Aminata Konte

Aminata Konté, photograph by Tara Rice

January 18 – April 21, 2019

The Grandmother Project (GMP) develops community approaches that promote positive and sustained improvements in the lives of girls, children, women, and families by building on existing cultural and community values, roles and assets in southern Senegal.

These photographs by Tara Rice are of grandmothers and young girls who are participating in the GMP in various Senegalese villages. Rice is a Brooklyn, NY-based photographer who studied at the Brooks Institute of Photography in Santa Barbara, California. She focuses on photography projects related to education, gender equality, community service, and environmental conservation.

The larger exhibition currently on view, Stories Without an End: Power, Beauty, and Wisdom of Women in African Art of the Mehta Collection, was inspired in part by the work of the Grandmother Project which is both an American 501 c 3 non-profit and a Senegalese NGO with representatives throughout the U.S. and abroad. GMP primarily works in Senegal as well as in Mali, Sierra Leone, and the Gambia.
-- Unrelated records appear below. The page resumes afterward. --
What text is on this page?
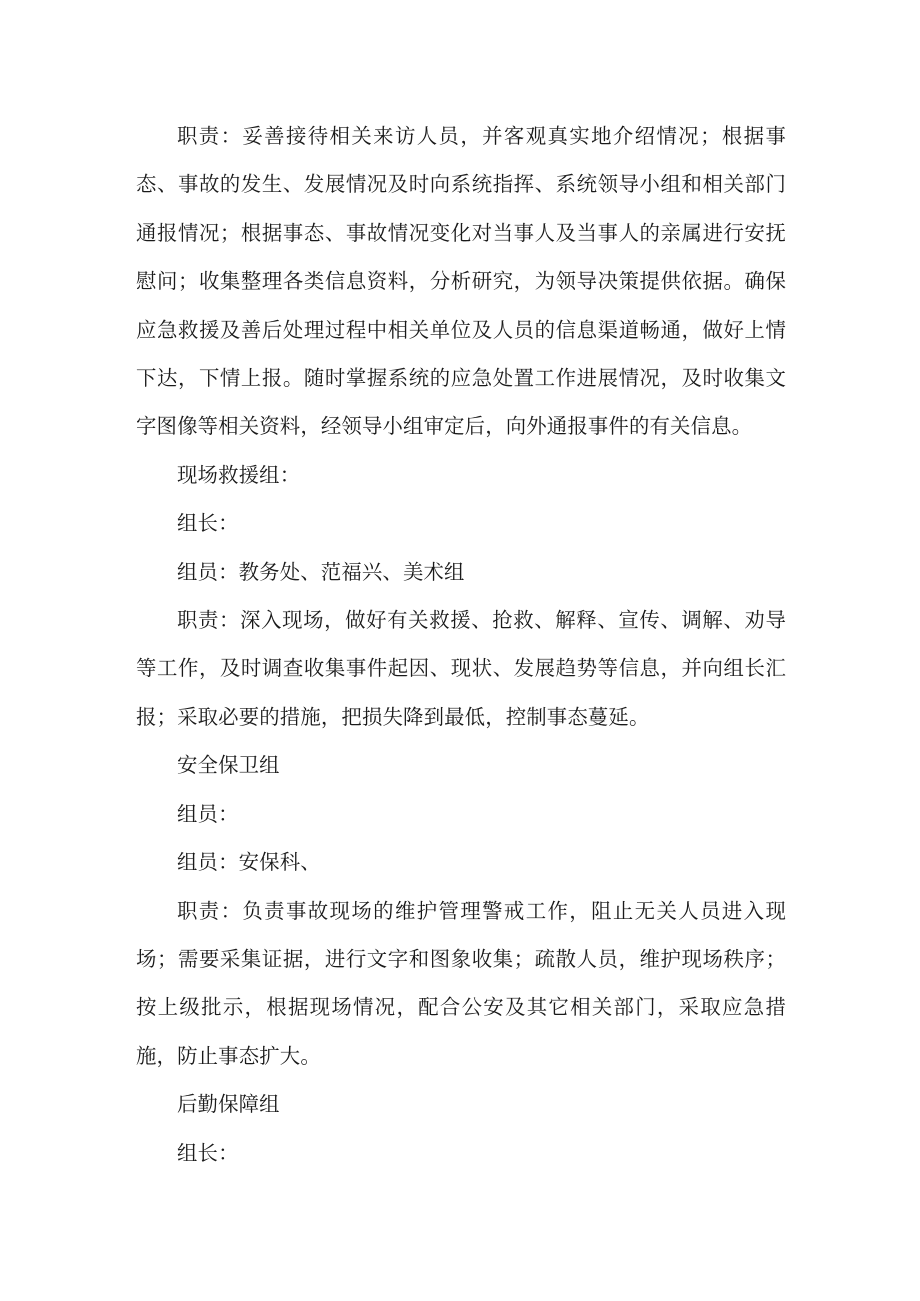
职责：妥善接待相关来访人员，并客观真实地介绍情况；根据事态、事故的发生、发展情况及时向系统指挥、系统领导小组和相关部门通报情况；根据事态、事故情况变化对当事人及当事人的亲属进行安抚慰问；收集整理各类信息资料，分析研究，为领导决策提供依据。确保应急救援及善后处理过程中相关单位及人员的信息渠道畅通，做好上情下达，下情上报。随时掌握系统的应急处置工作进展情况，及时收集文字图像等相关资料，经领导小组审定后，向外通报事件的有关信息。

现场救援组：

组长：

组员：教务处、范福兴、美术组

职责：深入现场，做好有关救援、抢救、解释、宣传、调解、劝导等工作，及时调查收集事件起因、现状、发展趋势等信息，并向组长汇报；采取必要的措施，把损失降到最低，控制事态蔓延。

安全保卫组

组员：

组员：安保科、

职责：负责事故现场的维护管理警戒工作，阻止无关人员进入现场；需要采集证据，进行文字和图象收集；疏散人员，维护现场秩序；按上级批示，根据现场情况，配合公安及其它相关部门，采取应急措施，防止事态扩大。

后勤保障组

组长：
This work includes the bettering of maternal and child nutrition, reproductive health, and marriage standards. The exhibition title is inspired by the GMP initiative “stories without an ending,” which is a tool used to facilitate communication via the elders.

 

Aminata Konté
Kéréouane Village
Married at age 17
Ami’s role with the Grandmother Project is to protect the young girls of her village. She sensitizes them to the dangers of early marriage and urges them to speak out if they don’t feel comfortable with the time that their parents want them to get married. She also explains and educates mothers on the dangers of female genital mutilation – a practice that has been a cultural tradition for centuries in Senegal. Once they identify that a young girl has a problem, the grandmothers of the community come together to discuss what to do as a group, and then confront the parents together. The parents rarely argue since elders are the most respected members of their community. Photograph by Tara Rice.